At what cost? How much does it take to implement this technology?
The cameras cost very little, close to a thousand dollars. The difficult thing is that the fishermen allow the cameras. In Europe, we have a campaign in France to avoid catching dolphins in the Atlantic and all the fishermen refuse to install cameras and increase control on board. They are killing dolphins. I am not saying that Ecuador's fishing fleet is killing dolphins, I just want to know if what they say is true.
Have you carried out studies to fully understand the tuna value chain?
It is not a subject that we are aware of. Our approach is to combat illegal fishing because it is very clear that there is bycatch of 30 to 40 per cent worldwide. Besides, there is a perverse subsidy system that does not allow local fishing fleets to compete. How can Africa's fishing fleet compete with Europe's? One measure is to remove subsidies to these fleets so that the price of seafood is not artificially low.
In which Latin American countries Sea Shepherd operates?
In Peru we started the first patrol with the Ocean Warrior, our flagship vessel, we also work with Peruvian prosecutors to carry out air controls.

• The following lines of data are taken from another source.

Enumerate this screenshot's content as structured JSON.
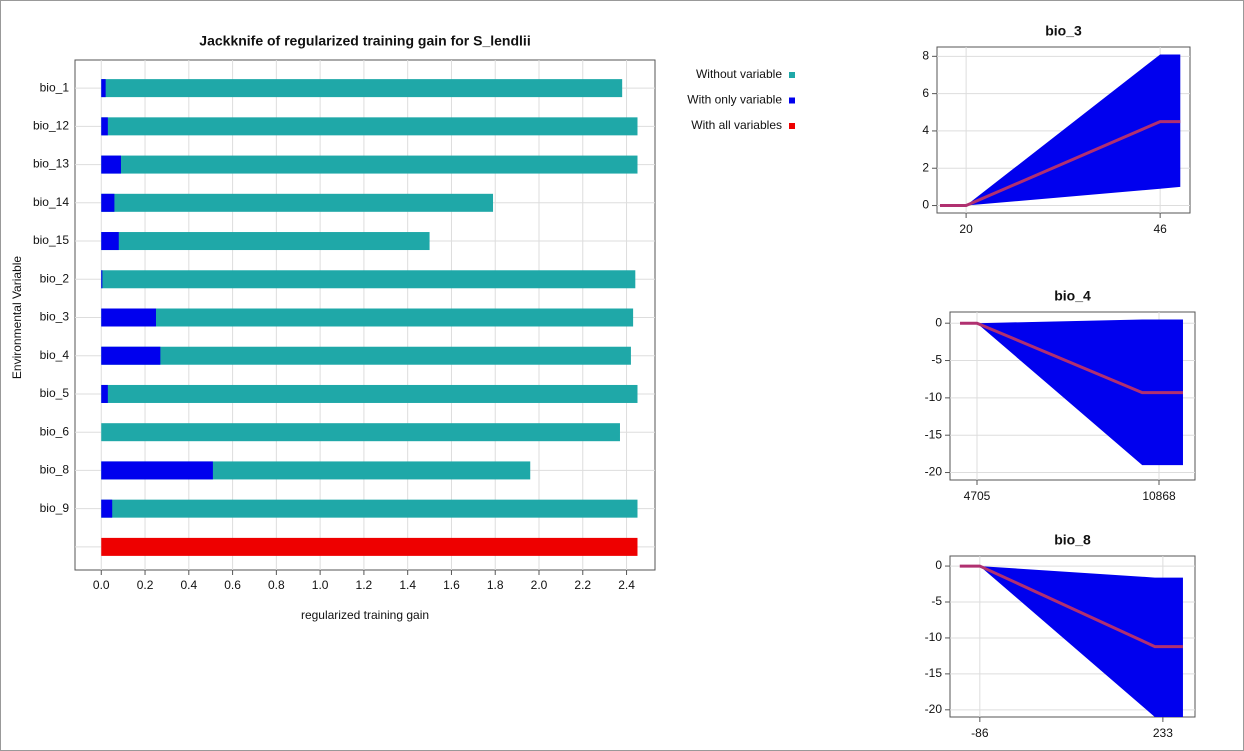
{
  "chart_data": [
    {
      "type": "hbar",
      "title": "Jackknife of regularized training gain for S_lendlii",
      "xlabel": "regularized training gain",
      "ylabel": "Environmental Variable",
      "categories": [
        "bio_1",
        "bio_12",
        "bio_13",
        "bio_14",
        "bio_15",
        "bio_2",
        "bio_3",
        "bio_4",
        "bio_5",
        "bio_6",
        "bio_8",
        "bio_9",
        null
      ],
      "series": [
        {
          "name": "Without variable",
          "color": "#1fa8a8",
          "values": [
            2.38,
            2.45,
            2.45,
            1.79,
            1.5,
            2.44,
            2.43,
            2.42,
            2.45,
            2.37,
            1.96,
            2.45,
            null
          ]
        },
        {
          "name": "With only variable",
          "color": "#0000ee",
          "values": [
            0.02,
            0.03,
            0.09,
            0.06,
            0.08,
            0.005,
            0.25,
            0.27,
            0.03,
            0,
            0.51,
            0.05,
            null
          ]
        },
        {
          "name": "With all variables",
          "color": "#ee0000",
          "values": [
            null,
            null,
            null,
            null,
            null,
            null,
            null,
            null,
            null,
            null,
            null,
            null,
            2.45
          ]
        }
      ],
      "xlim": [
        -0.12,
        2.53
      ],
      "xticks": [
        {
          "value": 0,
          "label": "0.0"
        },
        0.2,
        0.4,
        0.6,
        0.8,
        {
          "value": 1,
          "label": "1.0"
        },
        1.2,
        1.4,
        1.6,
        1.8,
        {
          "value": 2,
          "label": "2.0"
        },
        2.2,
        2.4
      ],
      "grid": true,
      "legend": "right"
    },
    {
      "type": "response",
      "title": "bio_3",
      "x": [
        16.5,
        20,
        46,
        48.7
      ],
      "series": [
        {
          "color": "#b03070",
          "values": [
            0,
            0,
            4.5,
            4.5
          ]
        }
      ],
      "band": {
        "color": "#0000ee",
        "upper": [
          0,
          0,
          8.1,
          8.1
        ],
        "lower": [
          0,
          0,
          0.9,
          1.0
        ]
      },
      "xlim": [
        16.1,
        50.0
      ],
      "ylim": [
        -0.4,
        8.5
      ],
      "xticks": [
        20,
        46
      ],
      "yticks": [
        0,
        2,
        4,
        6,
        8
      ],
      "grid": true
    },
    {
      "type": "response",
      "title": "bio_4",
      "x": [
        4130,
        4705,
        10300,
        11680
      ],
      "series": [
        {
          "color": "#b03070",
          "values": [
            0,
            0,
            -9.3,
            -9.3
          ]
        }
      ],
      "band": {
        "color": "#0000ee",
        "upper": [
          0,
          0,
          0.5,
          0.5
        ],
        "lower": [
          0,
          0,
          -19,
          -19
        ]
      },
      "xlim": [
        3791,
        12087
      ],
      "ylim": [
        -21,
        1.5
      ],
      "xticks": [
        4705,
        10868
      ],
      "yticks": [
        0,
        -5,
        -10,
        -15,
        -20
      ],
      "grid": true
    },
    {
      "type": "response",
      "title": "bio_8",
      "x": [
        -121,
        -86,
        219,
        268
      ],
      "series": [
        {
          "color": "#b03070",
          "values": [
            0,
            0,
            -11.2,
            -11.2
          ]
        }
      ],
      "band": {
        "color": "#0000ee",
        "upper": [
          0,
          0,
          -1.6,
          -1.6
        ],
        "lower": [
          0,
          0,
          -21,
          -21
        ]
      },
      "xlim": [
        -138,
        289
      ],
      "ylim": [
        -21,
        1.4
      ],
      "xticks": [
        -86,
        233
      ],
      "yticks": [
        0,
        -5,
        -10,
        -15,
        -20
      ],
      "grid": true
    }
  ]
}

We have a campaign in Mexico to protect the Vaquita Marina and we are about to start in five more countries, but the names will be published when the agreements are signed. Also, we have the work with the Government of Ecuador in Galapagos, and we hope to return to patrol in the Marine Reserve.
Have you already smoothed out the old problems with the Ecuadorian Navy due to the disagreements at the beginning of the patrols of the Galapagos Marine Reserve?
We have returned to Galapagos several times. We have Sea Shepherd Legal Division, and we are working with prosecutors in Latin America. We hope to return to patrol the sea, we provide the boat, the crew, we pay all the expenses, and the government officials do their work using our equipment. This cooperation helps the environment, the Government and Sea Shepherd; it is a win-win.
What would you say to the young people who see Seaspiracy both in the Galapagos and in other parts of the world, who are increasingly conscientious about conservation?
I can only apologize to young people for the mess my generation made to the world. Those between 18 and 20 years old will have to repair the damage that previous generations did to the planet. I am hopeful that we can change!